Transradial arterial access for cardiac catheterization procedures has been increasingly adopted worldwide.6  Radial artery occlusion is among the most common complications of transradial catheterization, occurring in up to 10% of cases.7,8  However, a substantial proportion of occluded radial arteries recanalize spontaneously during the postoperative follow-up period.9  The presumed mechanism of RAO is endothelial injury and vascular stasis leading to thrombus formation; distal embolization and in situ thrombosis of collateral vessels have also been implicated.9  Multiple risk factors for RAO have been identified including age, female sex, low body weight, tobacco abuse, increased sheath-to-artery size ratio, lack of intraprocedural anticoagulation, and absence of patent hemostasis after the procedure.912  Hahalis and colleagues13  reported the superiority of high-dose heparin (100 IU/kg body weight) over standard low-dose heparin (50 IU/kg body weight) in reducing RAO after transradial catheterization for coronary angiography, suggesting that aggressive anticoagulation strategies help to preserve radial artery patency.

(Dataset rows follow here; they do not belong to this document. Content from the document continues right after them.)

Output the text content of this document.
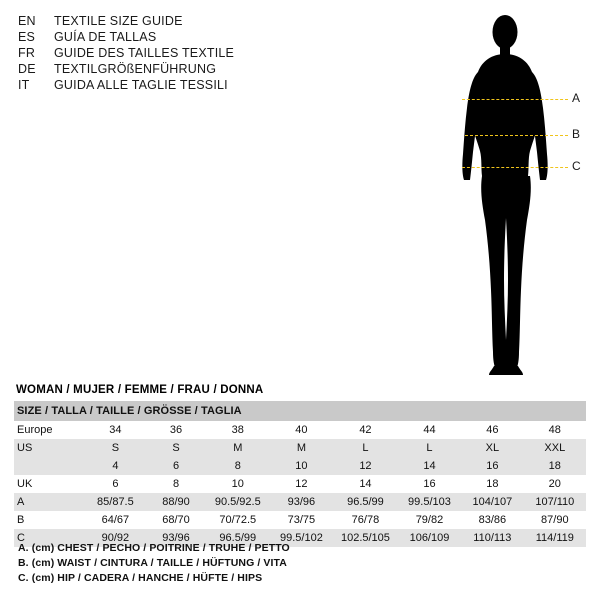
EN	TEXTILE SIZE GUIDE
ES	GUÍA DE TALLAS
FR	GUIDE DES TAILLES TEXTILE
DE	TEXTILGRÖßENFÜHRUNG
IT	GUIDA ALLE TAGLIE TESSILI
A
B
C
WOMAN / MUJER / FEMME / FRAU / DONNA
SIZE / TALLA / TAILLE / GRÖSSE / TAGLIA								
Europe	34	36	38	40	42	44	46	48
US	S	S	M	M	L	L	XL	XXL
	4	6	8	10	12	14	16	18
UK	6	8	10	12	14	16	18	20
A	85/87.5	88/90	90.5/92.5	93/96	96.5/99	99.5/103	104/107	107/110
B	64/67	68/70	70/72.5	73/75	76/78	79/82	83/86	87/90
C	90/92	93/96	96.5/99	99.5/102	102.5/105	106/109	110/113	114/119
A. (cm) CHEST / PECHO / POITRINE / TRUHE / PETTO
B. (cm) WAIST / CINTURA / TAILLE / HÜFTUNG / VITA
C. (cm) HIP / CADERA / HANCHE / HÜFTE / HIPS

Few authors have reported RAO that led to digital ischemia.1416  Our patient's risk factors were female sex, low body weight, and tobacco use; moreover, a potential compounding factor was her underlying CREST syndrome, which is characterized in part by endothelial dysfunction and vasculopathy. Moreover, the low ACT after heparin administration in this patient, suggesting heparin resistance, may have further increased the risk of ischemic complications. Hand ischemia in a patient with CREST syndrome and dry gangrene in a patient with possible Raynaud phenomenon have been reported.17,18 

The transradial approach has been shown to improve outcomes across a wide spectrum of patients; however, several important precautions should be taken in selecting patients. Specifically, conditions associated with severe vaso-occlusion, such as Raynaud phenomenon, have been described as relative contraindications.12,13  Such patient-specific variables must be carefully considered when evaluating the risks and benefits of transradial access and integrated into the preprocedural assessment of all patients.

Conclusion

Transradial access can have serious, although rare, complications, and operators must evaluate each patient's individual risk. Strategies to reduce RAO, such as smaller sheath size (4F or 5F), adequate intraprocedural anticoagulation, and liberal use of local vasodilators, as well as use of alternative access sites, should be considered. More data from registries including patients with vasoocclusive disease who undergo transradial access are needed to define the safety and overall complication rates of this approach.